Frequently asked questions
1. When is the OpenAI IPO date?
No official date has been confirmed. The most widely reported timeline is Q4 2026, with the S-1 filing expected in Q3 2026. CFO Sarah Friar has avoided committing to a specific date, saying it’s “good hygiene” for a company OpenAI’s size to prepare for public markets.
2. What will OpenAI’s stock price be?
Unknown until the IPO prices. On secondary markets, pre-IPO shares trade between $608 and $715 as of April 2026. The company is targeting a valuation around $1 trillion, but the actual IPO price per share will depend on how many shares are offered and market conditions at listing.
3. Can regular investors buy OpenAI stock?
Not yet on public markets. However, CFO Sarah Friar confirmed on April 8 that OpenAI will reserve IPO shares for retail investors — unusual for a listing this size. Before the IPO, non-accredited investors can get indirect exposure through the Fundrise Innovation Fund (from $10) or the ARK Venture Fund.
4. How much money is OpenAI making?
OpenAI’s annualized revenue hit $25 billion as of February 2026, up from $6 billion at the end of 2024. However, the company is projecting $14 billion in losses for 2026 due to massive compute and infrastructure spending. Profitability isn’t expected until 2030.
5. How does OpenAI compare to Anthropic as an investment?
Anthropic’s revenue run rate ($30 billion) has overtaken OpenAI’s ($25 billion) as of April 2026. Anthropic also expects to break even by 2028 — two years ahead of OpenAI. However, OpenAI has stronger brand recognition (ChatGPT) and a larger consumer user base. Both carry significant risk.
6. What is the biggest risk of investing in OpenAI?
The gap between revenue and costs. OpenAI expects to burn $17 billion in 2026, rising to $47 billion by 2028. If revenue growth slows or AI spending fatigue hits the broader market, the company could face pressure to cut spending before its technology is mature enough to generate profits.
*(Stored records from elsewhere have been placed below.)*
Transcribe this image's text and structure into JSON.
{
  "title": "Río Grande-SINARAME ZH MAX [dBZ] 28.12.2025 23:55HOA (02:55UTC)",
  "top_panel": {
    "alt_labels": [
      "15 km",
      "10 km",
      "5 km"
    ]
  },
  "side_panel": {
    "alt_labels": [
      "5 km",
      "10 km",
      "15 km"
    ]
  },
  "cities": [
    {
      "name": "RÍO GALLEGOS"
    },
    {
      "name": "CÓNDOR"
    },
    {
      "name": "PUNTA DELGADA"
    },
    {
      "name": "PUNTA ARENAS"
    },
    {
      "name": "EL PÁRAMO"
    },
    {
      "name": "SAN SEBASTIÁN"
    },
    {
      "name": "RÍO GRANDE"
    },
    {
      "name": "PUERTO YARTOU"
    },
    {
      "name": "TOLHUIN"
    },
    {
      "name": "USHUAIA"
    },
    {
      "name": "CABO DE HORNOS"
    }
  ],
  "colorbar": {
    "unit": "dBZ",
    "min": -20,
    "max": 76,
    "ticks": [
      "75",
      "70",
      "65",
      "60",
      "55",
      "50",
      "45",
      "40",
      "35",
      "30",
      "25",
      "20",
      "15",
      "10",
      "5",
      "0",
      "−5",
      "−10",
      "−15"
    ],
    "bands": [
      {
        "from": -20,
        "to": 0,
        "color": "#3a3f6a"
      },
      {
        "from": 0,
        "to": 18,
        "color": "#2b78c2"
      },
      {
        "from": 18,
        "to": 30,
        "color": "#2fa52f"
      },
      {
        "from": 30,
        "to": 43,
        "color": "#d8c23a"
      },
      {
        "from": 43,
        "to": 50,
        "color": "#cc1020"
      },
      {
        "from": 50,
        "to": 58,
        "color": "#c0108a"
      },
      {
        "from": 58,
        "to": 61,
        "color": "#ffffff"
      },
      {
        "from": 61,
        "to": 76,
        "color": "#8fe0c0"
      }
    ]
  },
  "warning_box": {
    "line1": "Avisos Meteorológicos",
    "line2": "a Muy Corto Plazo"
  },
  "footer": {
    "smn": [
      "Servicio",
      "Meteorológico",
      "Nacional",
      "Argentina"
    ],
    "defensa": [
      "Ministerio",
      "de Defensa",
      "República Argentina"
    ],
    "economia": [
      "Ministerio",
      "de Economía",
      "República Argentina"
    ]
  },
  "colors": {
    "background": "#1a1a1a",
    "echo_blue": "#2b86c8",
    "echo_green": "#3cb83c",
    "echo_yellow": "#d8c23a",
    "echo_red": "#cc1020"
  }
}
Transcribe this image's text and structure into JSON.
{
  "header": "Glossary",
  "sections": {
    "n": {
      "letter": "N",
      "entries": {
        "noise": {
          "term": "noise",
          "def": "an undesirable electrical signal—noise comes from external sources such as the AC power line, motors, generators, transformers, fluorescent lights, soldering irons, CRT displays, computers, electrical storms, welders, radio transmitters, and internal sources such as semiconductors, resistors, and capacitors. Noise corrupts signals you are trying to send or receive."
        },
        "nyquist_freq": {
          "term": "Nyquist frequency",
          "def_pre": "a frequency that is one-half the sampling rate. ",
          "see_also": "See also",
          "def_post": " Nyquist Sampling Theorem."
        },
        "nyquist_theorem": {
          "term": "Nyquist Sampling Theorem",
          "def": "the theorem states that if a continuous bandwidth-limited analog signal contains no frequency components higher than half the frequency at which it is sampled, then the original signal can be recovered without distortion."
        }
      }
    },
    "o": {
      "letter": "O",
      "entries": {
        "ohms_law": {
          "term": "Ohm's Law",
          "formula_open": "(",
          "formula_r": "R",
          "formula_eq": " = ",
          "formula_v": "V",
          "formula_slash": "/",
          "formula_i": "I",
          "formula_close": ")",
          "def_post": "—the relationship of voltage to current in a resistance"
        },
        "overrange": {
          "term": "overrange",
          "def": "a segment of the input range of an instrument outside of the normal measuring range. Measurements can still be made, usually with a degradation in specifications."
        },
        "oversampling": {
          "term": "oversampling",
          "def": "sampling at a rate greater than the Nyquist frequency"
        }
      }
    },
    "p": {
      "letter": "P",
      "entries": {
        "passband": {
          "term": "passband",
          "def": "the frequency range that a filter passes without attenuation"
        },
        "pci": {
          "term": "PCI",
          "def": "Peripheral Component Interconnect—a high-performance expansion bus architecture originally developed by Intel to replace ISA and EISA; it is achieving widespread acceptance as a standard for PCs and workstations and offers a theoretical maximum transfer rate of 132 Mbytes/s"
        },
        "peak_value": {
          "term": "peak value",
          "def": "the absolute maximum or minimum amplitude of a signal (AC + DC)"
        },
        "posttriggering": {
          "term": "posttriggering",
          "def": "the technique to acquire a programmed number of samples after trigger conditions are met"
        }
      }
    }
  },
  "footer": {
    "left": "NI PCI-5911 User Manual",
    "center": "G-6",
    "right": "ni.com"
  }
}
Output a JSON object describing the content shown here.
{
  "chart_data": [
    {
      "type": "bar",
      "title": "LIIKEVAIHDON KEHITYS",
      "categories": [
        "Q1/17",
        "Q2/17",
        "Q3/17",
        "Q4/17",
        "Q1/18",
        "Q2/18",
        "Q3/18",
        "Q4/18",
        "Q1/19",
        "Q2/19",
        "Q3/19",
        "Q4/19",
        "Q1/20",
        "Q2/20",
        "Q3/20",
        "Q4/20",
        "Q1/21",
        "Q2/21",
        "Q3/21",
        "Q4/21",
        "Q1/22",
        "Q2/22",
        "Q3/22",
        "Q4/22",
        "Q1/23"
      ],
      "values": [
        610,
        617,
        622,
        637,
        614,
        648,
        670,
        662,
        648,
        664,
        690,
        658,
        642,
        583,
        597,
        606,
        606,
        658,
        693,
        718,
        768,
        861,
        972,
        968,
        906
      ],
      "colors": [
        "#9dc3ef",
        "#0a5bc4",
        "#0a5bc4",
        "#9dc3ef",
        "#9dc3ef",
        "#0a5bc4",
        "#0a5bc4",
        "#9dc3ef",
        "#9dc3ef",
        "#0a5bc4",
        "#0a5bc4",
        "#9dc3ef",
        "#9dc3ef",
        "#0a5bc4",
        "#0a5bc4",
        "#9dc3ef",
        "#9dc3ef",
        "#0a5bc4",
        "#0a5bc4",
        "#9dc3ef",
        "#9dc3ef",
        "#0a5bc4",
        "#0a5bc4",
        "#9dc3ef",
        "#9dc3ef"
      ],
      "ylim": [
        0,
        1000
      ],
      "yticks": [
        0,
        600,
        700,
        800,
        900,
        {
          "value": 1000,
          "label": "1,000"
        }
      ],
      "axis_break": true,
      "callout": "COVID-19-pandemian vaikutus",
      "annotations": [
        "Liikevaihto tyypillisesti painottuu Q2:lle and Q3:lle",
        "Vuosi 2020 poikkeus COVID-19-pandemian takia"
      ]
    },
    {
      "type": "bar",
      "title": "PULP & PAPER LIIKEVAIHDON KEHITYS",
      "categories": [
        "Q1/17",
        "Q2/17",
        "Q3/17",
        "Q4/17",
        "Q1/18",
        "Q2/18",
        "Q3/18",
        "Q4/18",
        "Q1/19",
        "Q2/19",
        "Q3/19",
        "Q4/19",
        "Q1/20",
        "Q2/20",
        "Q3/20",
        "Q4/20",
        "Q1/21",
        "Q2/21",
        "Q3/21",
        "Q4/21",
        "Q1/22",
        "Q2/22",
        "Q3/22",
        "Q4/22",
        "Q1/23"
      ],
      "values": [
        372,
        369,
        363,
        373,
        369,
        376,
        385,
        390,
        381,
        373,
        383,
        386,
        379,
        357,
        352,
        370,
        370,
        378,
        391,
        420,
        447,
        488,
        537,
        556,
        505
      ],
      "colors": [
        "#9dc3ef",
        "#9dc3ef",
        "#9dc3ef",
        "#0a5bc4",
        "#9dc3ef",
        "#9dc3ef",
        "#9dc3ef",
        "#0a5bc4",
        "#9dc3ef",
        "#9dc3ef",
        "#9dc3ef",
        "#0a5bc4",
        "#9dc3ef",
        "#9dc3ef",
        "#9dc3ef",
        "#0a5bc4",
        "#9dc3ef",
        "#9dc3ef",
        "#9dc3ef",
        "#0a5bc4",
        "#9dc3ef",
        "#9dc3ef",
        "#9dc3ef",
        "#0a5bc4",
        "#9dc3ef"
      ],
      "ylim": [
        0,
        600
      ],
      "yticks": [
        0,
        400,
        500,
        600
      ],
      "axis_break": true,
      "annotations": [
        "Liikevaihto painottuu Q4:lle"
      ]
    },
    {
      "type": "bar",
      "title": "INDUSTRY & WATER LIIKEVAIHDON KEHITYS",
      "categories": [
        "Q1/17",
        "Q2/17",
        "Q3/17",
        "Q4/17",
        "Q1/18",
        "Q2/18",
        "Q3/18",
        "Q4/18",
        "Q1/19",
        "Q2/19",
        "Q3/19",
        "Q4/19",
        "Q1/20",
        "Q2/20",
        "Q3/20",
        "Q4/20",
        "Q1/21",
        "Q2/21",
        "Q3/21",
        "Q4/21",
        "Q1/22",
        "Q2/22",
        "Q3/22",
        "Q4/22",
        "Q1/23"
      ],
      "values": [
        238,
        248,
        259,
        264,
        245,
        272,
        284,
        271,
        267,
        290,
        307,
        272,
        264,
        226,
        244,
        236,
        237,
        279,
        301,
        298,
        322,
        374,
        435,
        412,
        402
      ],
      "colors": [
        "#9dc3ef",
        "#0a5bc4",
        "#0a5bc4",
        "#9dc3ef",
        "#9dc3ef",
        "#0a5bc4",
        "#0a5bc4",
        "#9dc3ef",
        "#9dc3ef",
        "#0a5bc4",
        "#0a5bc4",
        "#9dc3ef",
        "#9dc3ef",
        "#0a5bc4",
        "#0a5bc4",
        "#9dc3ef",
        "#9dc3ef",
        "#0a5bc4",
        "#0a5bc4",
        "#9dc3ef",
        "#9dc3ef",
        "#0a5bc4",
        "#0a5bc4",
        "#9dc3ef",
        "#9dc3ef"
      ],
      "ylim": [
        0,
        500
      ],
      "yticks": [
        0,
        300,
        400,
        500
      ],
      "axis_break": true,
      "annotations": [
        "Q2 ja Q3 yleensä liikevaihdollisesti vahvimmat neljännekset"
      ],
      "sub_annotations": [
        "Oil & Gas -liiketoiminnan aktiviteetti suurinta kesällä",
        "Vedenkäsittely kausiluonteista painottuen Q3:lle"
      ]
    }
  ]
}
7. Who are OpenAI’s biggest investors?
The March 2026 round included Amazon ($50 billion), Nvidia ($30 billion), SoftBank ($30 billion), and others. Microsoft remains a strategic partner providing substantial compute resources, though the exact financial structure of that relationship will become clearer in the S-1 filing.
8. What does S-1 filing mean for OpenAI?
An S-1 is the registration document a company files with the SEC (Securities and Exchange Commission) before going public in the US. It contains audited financial statements, risk factors, business strategy, and executive compensation details. OpenAI’s S-1, expected in Q3 2026, will be the first time the public sees the company’s full financial picture.